Mais pour beaucoup, ce sont des situations précaires, comme les travailleurs pour des plateformes d’internet (Uber, livraisons, emplois de services, intermittents, etc). Et bien sûr, les créateurs d’entreprises, qui sont statistiquement de hauts diplômés en France, se mettent encore plus en risque. Beaucoup échouent et c’est mal vu en France, alors que l’on apprend plus par ce type d’expérience que pendant des décennies dans des postes d’exécution.

Différentes visions

La culture internet doit beaucoup à la contre-culture des années 1970, et aux philosophies orientales. Ces courants de pensée tendent à faire abstraction des stress matériels (comme le Bouddhisme, débarrassant des illusions pour tendre au nirvana), à respecter simplement les règles en société (Confucianisme) ou celles de la nature (Taoïsme), où attendre la réincarnation pour les Hindouistes. Au Népal, on mesure la production de bonheur ou de bien-être plutôt que le PNB. Même chez les philosophes grecs, les hédonistes et les stoïques se rejoignent en se satisfaisant de ce que l’on a. Il faut même imaginer Sisyphe heureux (si l’on en croit A. Camus) qui n’avait que son rocher à faire gravir.
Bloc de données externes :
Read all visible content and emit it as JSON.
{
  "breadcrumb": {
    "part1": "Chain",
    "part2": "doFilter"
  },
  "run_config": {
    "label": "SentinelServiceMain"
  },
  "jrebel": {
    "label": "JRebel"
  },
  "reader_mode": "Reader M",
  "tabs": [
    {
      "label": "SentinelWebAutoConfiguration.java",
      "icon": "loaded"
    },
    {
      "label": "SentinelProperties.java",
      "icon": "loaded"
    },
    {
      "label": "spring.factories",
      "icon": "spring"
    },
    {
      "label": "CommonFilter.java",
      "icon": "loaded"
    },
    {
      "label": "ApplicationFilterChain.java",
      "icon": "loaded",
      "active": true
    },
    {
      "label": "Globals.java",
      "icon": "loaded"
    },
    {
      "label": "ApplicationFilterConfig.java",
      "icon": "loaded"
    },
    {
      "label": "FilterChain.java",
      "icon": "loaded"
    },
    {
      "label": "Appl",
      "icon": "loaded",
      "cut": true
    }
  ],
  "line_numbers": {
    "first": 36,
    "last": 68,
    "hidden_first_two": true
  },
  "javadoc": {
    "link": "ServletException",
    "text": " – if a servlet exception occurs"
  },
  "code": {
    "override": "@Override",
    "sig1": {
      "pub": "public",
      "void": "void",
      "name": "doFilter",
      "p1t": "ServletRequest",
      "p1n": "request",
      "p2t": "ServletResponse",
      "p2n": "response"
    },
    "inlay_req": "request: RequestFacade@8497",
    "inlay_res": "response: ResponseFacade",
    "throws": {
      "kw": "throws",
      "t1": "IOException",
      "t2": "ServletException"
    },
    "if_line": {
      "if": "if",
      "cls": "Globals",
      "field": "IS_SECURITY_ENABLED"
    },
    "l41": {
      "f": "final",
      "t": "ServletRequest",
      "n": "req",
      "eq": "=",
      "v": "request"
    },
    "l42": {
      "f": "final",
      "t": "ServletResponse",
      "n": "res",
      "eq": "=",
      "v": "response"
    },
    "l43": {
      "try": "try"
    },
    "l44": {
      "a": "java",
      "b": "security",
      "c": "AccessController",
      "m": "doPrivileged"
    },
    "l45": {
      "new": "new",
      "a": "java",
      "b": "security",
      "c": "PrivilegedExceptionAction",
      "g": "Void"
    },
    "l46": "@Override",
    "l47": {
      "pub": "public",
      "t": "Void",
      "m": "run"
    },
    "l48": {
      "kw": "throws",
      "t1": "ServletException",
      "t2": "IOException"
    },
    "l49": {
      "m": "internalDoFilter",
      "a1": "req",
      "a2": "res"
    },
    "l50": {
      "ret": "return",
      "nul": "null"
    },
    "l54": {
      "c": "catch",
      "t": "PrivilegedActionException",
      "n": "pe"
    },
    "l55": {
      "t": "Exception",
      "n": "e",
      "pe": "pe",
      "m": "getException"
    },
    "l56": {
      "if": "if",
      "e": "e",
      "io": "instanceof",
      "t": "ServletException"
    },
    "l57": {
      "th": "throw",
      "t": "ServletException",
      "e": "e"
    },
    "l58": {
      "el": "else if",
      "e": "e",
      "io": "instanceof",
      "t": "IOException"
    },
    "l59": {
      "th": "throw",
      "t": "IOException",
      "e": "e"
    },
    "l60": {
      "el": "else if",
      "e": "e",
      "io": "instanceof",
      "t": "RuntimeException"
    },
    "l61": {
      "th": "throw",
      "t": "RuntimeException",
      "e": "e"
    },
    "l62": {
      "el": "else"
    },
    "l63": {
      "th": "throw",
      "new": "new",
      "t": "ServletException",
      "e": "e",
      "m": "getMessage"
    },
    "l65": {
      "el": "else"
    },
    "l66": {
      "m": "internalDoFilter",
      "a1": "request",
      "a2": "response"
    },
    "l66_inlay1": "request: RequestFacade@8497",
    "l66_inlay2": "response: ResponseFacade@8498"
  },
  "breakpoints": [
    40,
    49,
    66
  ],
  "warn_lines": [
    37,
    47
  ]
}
La vision en neurosciences s’intéresse à nos sécrétions d’amines. En France, on pallie les angoisses par une consommation immodérée d’anxiolytiques, voire d’opioïdes (certains demandent la légalisation du cannabis). Les antidépresseurs accroissent généralement (mais avec des effets éphémères) le taux de sérotonine. C’est un neurotransmetteur inhibant lié au bonheur ou à la sérénité (quoique l’absence de trouble, l’ataraxie, ne signifie pas le bonheur), à la différence de la dopamine et l’adrénaline, plus liés au plaisir, l’ocytocine associée à la confiance ou l’endorphine qui apaise douleur et stress. Ce stress, associé à trop de sécrétion de cortisol, peut dériver au travail en burn out (épuisement), en bore out (écœurement) ou simplement en brown out (lassitude).

France oblige, il y a aussi la vision étatique. Les Français sont stressés par le nombre excessif de lois, de normes et de prélèvements obligatoires. Cela joue à titre personnel (cela empêche d’être soi-même) et professionnel. Les entreprises sont également ainsi handicapées par rapport à la concurrence, et le manque de compétitivité génère du chômage de masse (9% de taux de chômage en France contre moins de 4% dans les pays anglo-saxons libéraux).

En attendant l’apogée éventuelle du transhumanisme, les anciens humanistes préconisaient de « cultiver son jardin » (Candide/Voltaire). Tentons l’expérience, tant que le réchauffement climatique nous laisse cette activité loisible.